Invest in Data Collection and Research
1. The Centers for Disease Control and Prevention and the Social Security Administration should partner with state associations to collect bereavement data on grieving and bereaved individuals.
To date, there is no national system that collects annualized data for the many dimensions of bereavement, such as demographics (e.g., trends by race and geography), cause of death, and family kinship. As a result, bereavement as a public health and social concern remains invisible, although it is ubiquitous and carries the potential for significant medical, behavioral, and economic hardship. Using annualized data, experts can extrapolate bereavement risk factors and identify trends, hot spots, persistent vulnerabilities, and susceptible populations as well as examine the interrelationships between death and its associated outcomes among survivors. Without epidemiological data, the nation misses an opportunity to surveil, monitor, and learn from our national epidemics and mount an effective response. To facilitate and inform future policy making and national investments, as well as develop an evidenced-based bereavement care response system, the CDC should partner with the Social Security Administration and state jurisdictions to collect bereavement data pertaining to all bereaved individuals.
2. Congress should direct the National Institutes of Health to establish a National Center of Excellence in Bereavement Care.
Bereavement is a multidimensional problem requiring a multidimensional solution. Limited investments in understanding bereavement have been made, but no coordinated research agenda has been developed to address our most pressing priorities. In the $45 billion annual budget of the National Institutes of Health (NIH), bereavement is not ranked among the top 309 research areas. One possible reason for the lack of federal investment is that no national data source provides accurate estimates of how far-reaching familial bereavement is and whether certain subgroups are particularly vulnerable to losses. Instead, bereavement is often viewed as a mental health challenge or a temporary distressing condition. Indeed, grief itself is an individual and iterative process, but bereavement’s exogenous shock irrevocably alters lifelong health development pathways as well as the social and economic aspects of individual lives. Given the ubiquity of bereavement and the significant poor outcomes bereaved individuals face, the NIH should establish a National Center of Excellence in Bereavement Care, which would translate research into applied science and establish a national research agenda, outlining common goals, objectives, and priorities. It would also coordinate investments aimed at achieving the most positive outcomes.
3. The Centers for Disease Control and Prevention should expand the definitions of adverse childhood experiences (ACEs) and social determinants of health (SDOH) to include bereavement.
Bereaved children are more likely to suffer from psychiatric disorders, behavior problems, low self-esteem, difficulty sleeping, and problems in school than their nonbereaved counterparts. Longitudinal studies have found that children who experience the death of a parent are at heightened risk for depression and post-traumatic stress disorder; the risk is particularly high during the first two years after the death. Bereaved children are also at risk of functional impairment, or the inability to carry out certain day-to-day activities. Researchers theorize that functional impairment results from a combination of preexisting vulnerabilities, loss of family resources, and the development of maladaptive coping styles. The emotional, mental, and physical effects stemming from the death of a loved one can have serious and long-lasting consequences, including an increased risk of involvement with the justice system. Despite the evidence, the CDC does not consider bereavement to be an ACE unless the child is related to or close to someone who has completed or attempted suicide. Given the large-scale mortality crisis throughout the United States, children are exposed to death and bereavement far beyond suicide, and the scientific evidence is clear that bereavement is a demonstrated hardship that can follow a child for a lifetime.

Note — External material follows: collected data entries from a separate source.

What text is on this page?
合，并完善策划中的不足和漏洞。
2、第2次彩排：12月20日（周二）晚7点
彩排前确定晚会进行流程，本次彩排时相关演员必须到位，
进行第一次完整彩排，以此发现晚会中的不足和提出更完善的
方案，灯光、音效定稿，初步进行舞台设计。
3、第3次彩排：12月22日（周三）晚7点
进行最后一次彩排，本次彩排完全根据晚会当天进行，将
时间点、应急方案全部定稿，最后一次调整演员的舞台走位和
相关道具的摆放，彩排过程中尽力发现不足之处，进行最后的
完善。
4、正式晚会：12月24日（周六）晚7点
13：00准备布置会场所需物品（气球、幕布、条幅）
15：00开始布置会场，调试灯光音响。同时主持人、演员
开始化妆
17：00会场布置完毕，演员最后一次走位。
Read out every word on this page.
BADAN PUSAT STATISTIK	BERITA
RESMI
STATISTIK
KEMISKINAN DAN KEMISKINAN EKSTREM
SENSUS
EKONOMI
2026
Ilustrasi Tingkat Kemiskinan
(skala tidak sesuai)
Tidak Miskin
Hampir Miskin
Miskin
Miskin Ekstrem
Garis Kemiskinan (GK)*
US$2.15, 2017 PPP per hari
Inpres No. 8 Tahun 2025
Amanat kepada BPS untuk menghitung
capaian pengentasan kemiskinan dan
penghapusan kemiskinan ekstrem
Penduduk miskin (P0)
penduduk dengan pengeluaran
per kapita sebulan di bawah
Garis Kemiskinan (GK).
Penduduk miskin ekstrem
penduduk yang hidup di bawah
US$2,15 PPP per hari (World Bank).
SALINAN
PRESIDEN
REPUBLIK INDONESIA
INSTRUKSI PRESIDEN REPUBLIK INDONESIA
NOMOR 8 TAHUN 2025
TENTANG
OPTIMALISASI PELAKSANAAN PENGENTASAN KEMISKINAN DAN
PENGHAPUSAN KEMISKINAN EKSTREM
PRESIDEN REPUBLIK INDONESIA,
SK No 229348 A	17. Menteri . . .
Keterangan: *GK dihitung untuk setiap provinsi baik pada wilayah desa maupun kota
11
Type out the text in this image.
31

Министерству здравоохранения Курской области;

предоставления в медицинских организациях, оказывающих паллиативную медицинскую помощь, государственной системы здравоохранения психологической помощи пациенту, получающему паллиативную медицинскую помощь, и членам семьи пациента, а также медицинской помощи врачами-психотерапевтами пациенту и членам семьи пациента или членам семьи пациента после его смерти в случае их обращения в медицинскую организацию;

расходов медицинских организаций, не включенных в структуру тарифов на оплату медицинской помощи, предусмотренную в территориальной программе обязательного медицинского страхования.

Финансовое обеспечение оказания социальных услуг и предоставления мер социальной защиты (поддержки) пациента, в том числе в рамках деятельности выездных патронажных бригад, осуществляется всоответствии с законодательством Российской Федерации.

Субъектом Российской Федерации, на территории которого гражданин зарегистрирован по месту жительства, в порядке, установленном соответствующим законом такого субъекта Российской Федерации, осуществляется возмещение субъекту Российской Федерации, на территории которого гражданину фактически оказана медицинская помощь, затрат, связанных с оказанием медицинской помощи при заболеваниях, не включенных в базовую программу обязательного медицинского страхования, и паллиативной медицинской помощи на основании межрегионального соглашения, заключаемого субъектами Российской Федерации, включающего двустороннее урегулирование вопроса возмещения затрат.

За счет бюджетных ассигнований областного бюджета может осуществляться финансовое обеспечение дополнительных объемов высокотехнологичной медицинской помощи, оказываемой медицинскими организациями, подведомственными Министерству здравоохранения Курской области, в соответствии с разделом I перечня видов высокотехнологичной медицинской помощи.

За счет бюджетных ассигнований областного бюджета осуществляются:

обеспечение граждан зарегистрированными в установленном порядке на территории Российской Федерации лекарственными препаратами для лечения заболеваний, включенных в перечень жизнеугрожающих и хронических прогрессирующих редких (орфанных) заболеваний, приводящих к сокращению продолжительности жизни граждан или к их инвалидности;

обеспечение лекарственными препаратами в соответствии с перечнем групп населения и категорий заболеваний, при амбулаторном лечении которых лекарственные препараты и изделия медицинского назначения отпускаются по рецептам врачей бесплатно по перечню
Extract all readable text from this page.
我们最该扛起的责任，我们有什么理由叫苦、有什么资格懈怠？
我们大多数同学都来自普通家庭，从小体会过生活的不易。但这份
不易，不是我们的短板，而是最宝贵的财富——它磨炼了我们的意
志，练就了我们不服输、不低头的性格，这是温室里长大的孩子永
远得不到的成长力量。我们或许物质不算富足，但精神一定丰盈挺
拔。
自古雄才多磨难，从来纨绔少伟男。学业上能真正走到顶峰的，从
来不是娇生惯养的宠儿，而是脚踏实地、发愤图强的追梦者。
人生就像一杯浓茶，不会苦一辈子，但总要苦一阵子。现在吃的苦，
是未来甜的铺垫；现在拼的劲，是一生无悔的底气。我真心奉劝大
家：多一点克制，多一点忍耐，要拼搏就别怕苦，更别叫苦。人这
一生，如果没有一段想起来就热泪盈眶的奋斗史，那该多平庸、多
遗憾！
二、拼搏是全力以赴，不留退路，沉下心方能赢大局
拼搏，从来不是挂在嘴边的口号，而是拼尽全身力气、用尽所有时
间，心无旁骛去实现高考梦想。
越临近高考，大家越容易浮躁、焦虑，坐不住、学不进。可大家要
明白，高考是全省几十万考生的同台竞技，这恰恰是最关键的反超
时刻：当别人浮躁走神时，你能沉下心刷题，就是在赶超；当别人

Further, bereavement affects each of the CDC’s five domains of SDOH—including economic stability, education access and quality, health care access and quality, neighborhood and built environment, and social and community context—and disproportionately affects people of color. Black Americans are more likely to experience the death of children, spouses, siblings, and parents than White Americans are. They are also three times as likely as White Americans to have two or more family members die by the time they reach the age of thirty.
Black Americans are exposed to death at a younger age and more frequently than White Americans. Individuals who are exposed to death when they’re young are extremely vulnerable to negative social and health outcomes for the rest of their lives. These experiences cause cumulative disadvantages, induce high levels of stress, and deplete financial resources.